En reprenant la phrase de Nixon selon lequel « les professeurs sont nos ennemis », le vice président américain J.D. Vance, a paradoxalement reconnu le rôle fondamental que joue l’indépendance de l’enseignement dans un société démocratique. Quand ils arrivent au pouvoir, les dirigeants des démocraties illibérales s’en prennent en effet à l’ensemble des contre-pouvoirs qui existent dans une démocratie : ils musèlent l’opposition parlementaire, remettent en cause l’indépendance de la justice, censurent la presse et … s’attaquent à l’indépendance de l’enseignement. Ils reconnaissent ainsi que, dans une démocratie , les professeurs représentent bien le « cinquième (contre)-pouvoir ». Si ces attaques concernent surtout les États autoritaires, la France n’est toutefois pas épargnée par ces offensives, comme le montre l’intervention d’une députée de la droite républicaine qui devant la commission culturelle de l’Assemblée nationale et en présence d’Élisabeth Borne, n’a pas hésité à publiquement révéler le nom et l’ établissement d’exercice d’ une jeune professeure de SES, qu’elle a accusée de « faire de la propagande ». Elle relayait alors les accusations d’une mère d’élève contre cette professeure qui avait diffusé en cours d’EMC une vidéo de Clément Victorovitch critiquant les propos de Bruno Retaillau selon lesquels « l’État de droit n’est ni intangible, ni sacré » (https://www.leparisien.fr/essonne-91/une-prof-de-lessonne-accusee-de-propagande-politique-ses-soutiens-defendent-la-liberte-pedagogique-04-03-2025-5NKYFKGG7FFV7KXWXPCNWFSEEI.php ).

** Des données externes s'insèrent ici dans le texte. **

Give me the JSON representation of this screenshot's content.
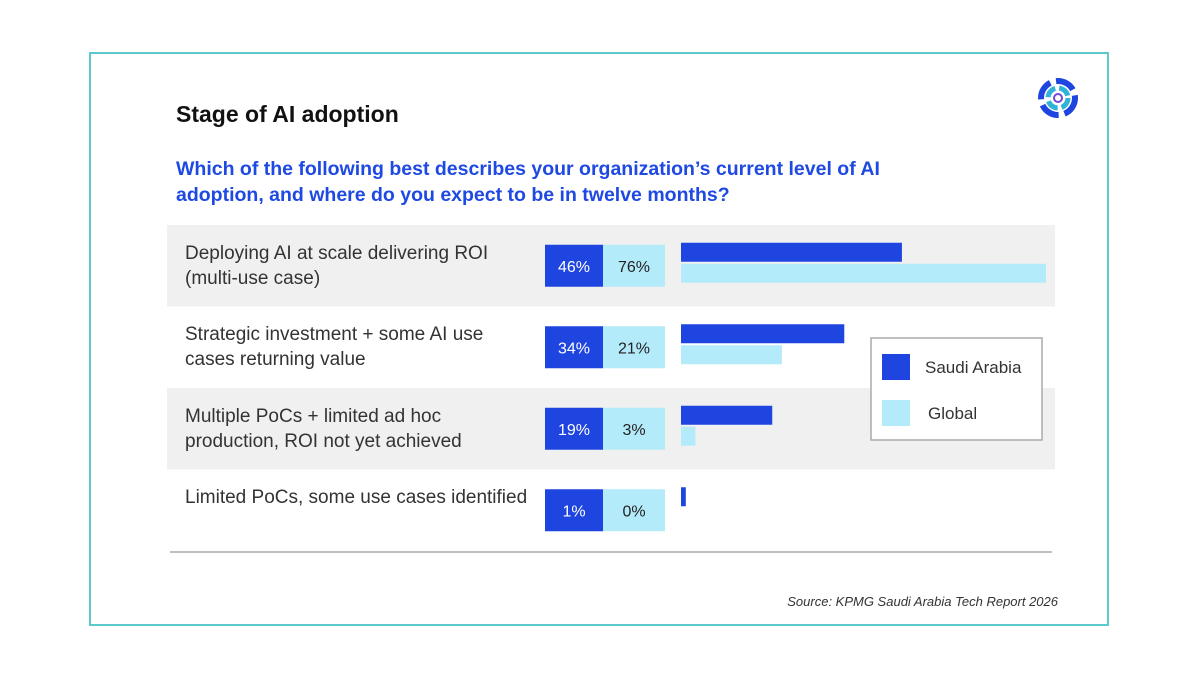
{
  "chart_data": {
    "type": "bar",
    "title": "Stage of AI adoption",
    "subtitle": "Which of the following best describes your organization’s current level of AI adoption, and where do you expect to be in twelve months?",
    "categories": [
      "Deploying AI at scale delivering ROI (multi-use case)",
      "Strategic investment + some AI use cases returning value",
      "Multiple PoCs + limited ad hoc production, ROI not yet achieved",
      "Limited PoCs, some use cases identified"
    ],
    "series": [
      {
        "name": "Saudi Arabia",
        "color": "#1f45e0",
        "values": [
          46,
          34,
          19,
          1
        ],
        "value_labels": [
          "46%",
          "34%",
          "19%",
          "1%"
        ]
      },
      {
        "name": "Global",
        "color": "#b4ebfb",
        "values": [
          76,
          21,
          3,
          0
        ],
        "value_labels": [
          "76%",
          "21%",
          "3%",
          "0%"
        ]
      }
    ],
    "source": "Source: KPMG Saudi Arabia Tech Report 2026"
  }
}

Or s’attaquer à l’indépendance de l’enseignement, c’est s’attaquer au fondement même de la démocratie car comme le disait Proudhon « Démocratie c'est démopédie !». Avec l’ instauration du suffrage universel, la démocratisation des savoirs et la formation à l’esprit critique sont en effet indispensables pour lutter contre les démagogues qui cherchent à manipuler l’opinion en diffusant de fausses informations. Dans une démocratie, la démocratisation des savoirs permet aussi la construction de contre-discours capables de contrer les technocrates qui prennent des décisions au nom de leur expertise, mais sans toujours tenir compte de la volonté des citoyens.

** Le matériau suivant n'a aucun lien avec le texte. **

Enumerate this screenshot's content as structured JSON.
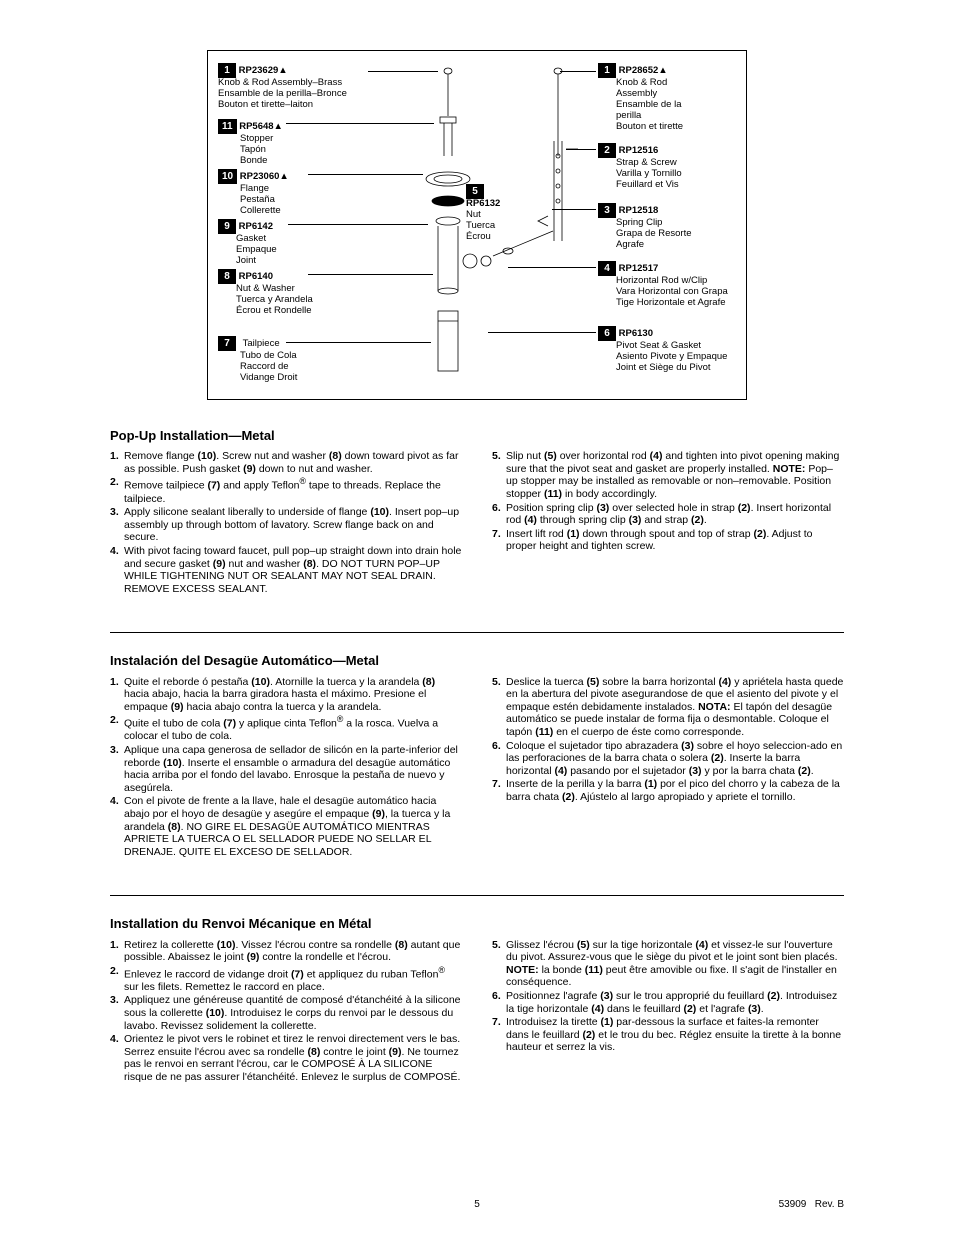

Mais si, dans une démocratie, l’instruction des futurs électeurs est indispensable, elle doit aussi s’accompagner de leur éducation civique. Celle-ci ne doit pas chercher à inculquer une idéologie politique particulière aux élèves, mais à susciter l’adhésion de ces derniers aux principes démocratiques et les inciter à participer de façon directe, ou indirecte, à la chose publique. La démocratie comme n’importe quel système social repose en effet sur des valeurs qu’il convient de défendre et de diffuser, car personne ne naît spontanément démocrate, progressiste ou tolérant. Jules Ferry, lui même, estimait par ailleurs en 1881 qu’un enseignement laïque n’était pas exempt de toute tendance politique car le rôle des instituteurs était de faire aimer la Révolution et la République à leurs élèves. Un enseignement laïque n’est donc pas un enseignement « neutre », son but est de favoriser la vie démocratique de la Nation.

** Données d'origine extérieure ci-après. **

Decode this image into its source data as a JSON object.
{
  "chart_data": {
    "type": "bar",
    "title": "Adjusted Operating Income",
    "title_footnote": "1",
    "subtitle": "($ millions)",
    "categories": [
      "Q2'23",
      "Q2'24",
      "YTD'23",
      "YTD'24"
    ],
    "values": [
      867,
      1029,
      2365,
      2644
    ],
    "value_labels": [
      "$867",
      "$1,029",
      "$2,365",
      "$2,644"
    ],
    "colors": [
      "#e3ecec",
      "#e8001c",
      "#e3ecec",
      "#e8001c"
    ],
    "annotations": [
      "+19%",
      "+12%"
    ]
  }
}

Si le rôle des enseignants est de former les citoyens à l’esprit critique, il est donc légitime qu’ils évoquent en cours d’éventuelles remises en cause de l’État de droit par des personnalités politiques , mais ils peuvent aussi critiquer la politique d’un gouvernement lorsque celle-ci ne respecte pas la séparation des pouvoirs. Les enseignants sont des fonctionnaires d’État, ce qui signifie qu’ils ne sont au service ni d’un parti, ni d’un lobby ni d’une religion mais au service de la République et de l’État de droit. Ce dernier doit donc les protéger lorsqu’ils sont l’objet de menaces ou de pressions politiques. Voilà pourquoi cette enseignante remplissait parfaitement son rôle lorsqu’elle critiquait les inquiétants propos de Bruno Retailleau.